Scenario 2: The computer cannot login in Windows

Please, follow the instructions of article: My computer will not start – Issue with the signature file of 11 March 2015 in PCOP and Retail 2015.

 

Update 14 – Panda has released another new tool.  This one addresses the errors in comctl32.dll, msvcr90.dll and other DLL files. See the steps below if you are having that issue after performing the steps above:

The following messages are displayed in some scenarios:

“The program can’t start because COMCTL32.dll is missing from your computer. Try installating the program to fix this problem.”

“The application failed to initialize properly (0xc0000135). Click OK to terminate the application.”

Solution

Please, follow the steps below:

  1. Run cmd (command line) as administrator.
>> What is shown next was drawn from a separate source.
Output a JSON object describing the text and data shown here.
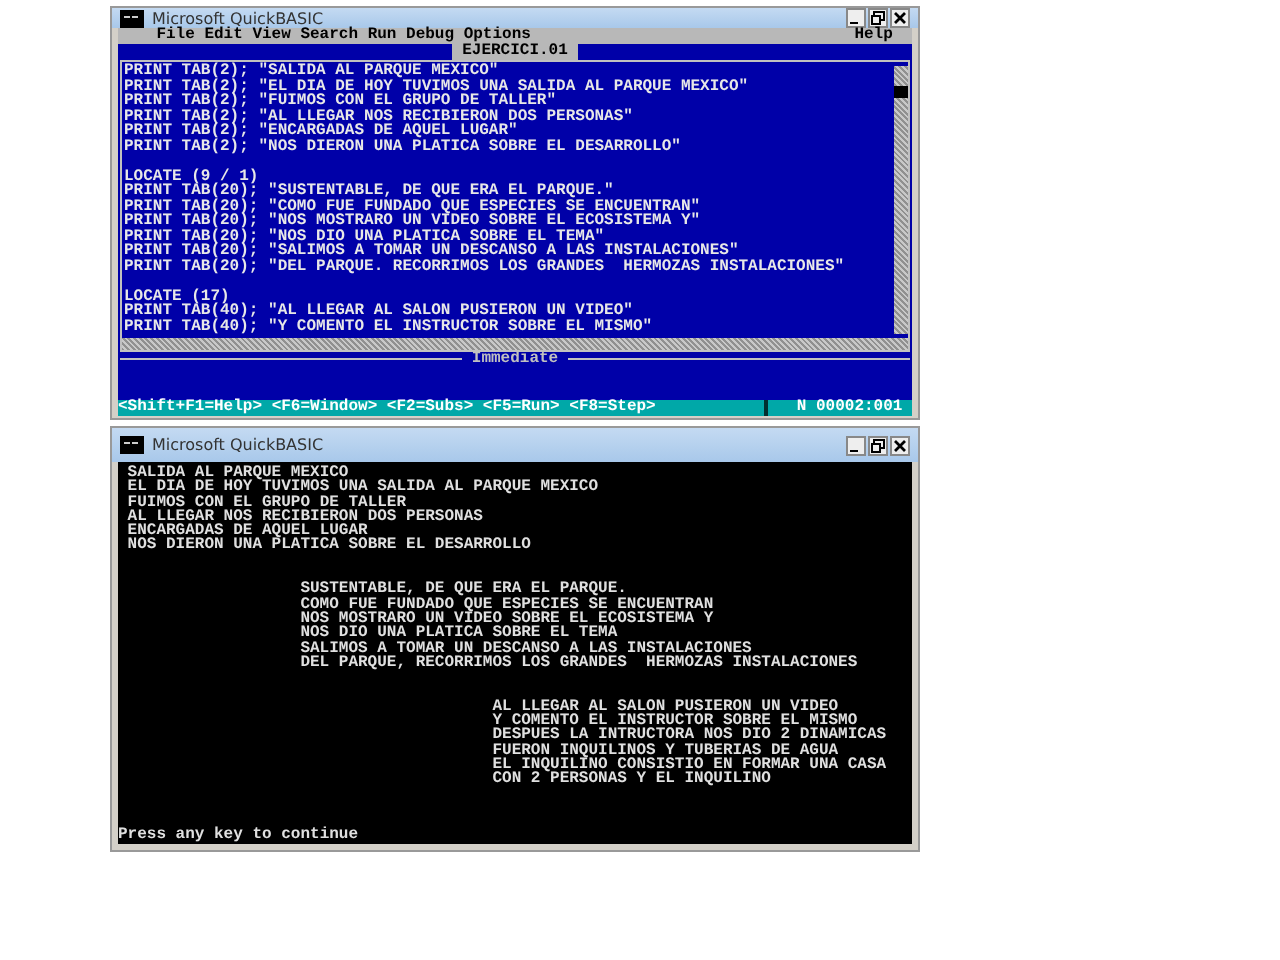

  2. From the cmd window, type in the following and press Enter after each command.

    sc stop psinprot
    sc stop psinaflt
    sc stop nanoservicemain

  3. Download and unzip the restorelf.zip file in the C:\ drive, for example.
    IMPORTANT: Do not try running the tool from a pendrive. Always run the tool from your hard drive.

  4. Now, double click the restorelf.exe file for the restoration process to begin.
  5. A window showing the progress of the restore tool will be displayed. It may take a few minutes. Please wait for the process to conclude.

  1. Once it is completed, the tool window will disappear.
  2. Restart the computer and check the issue is solved.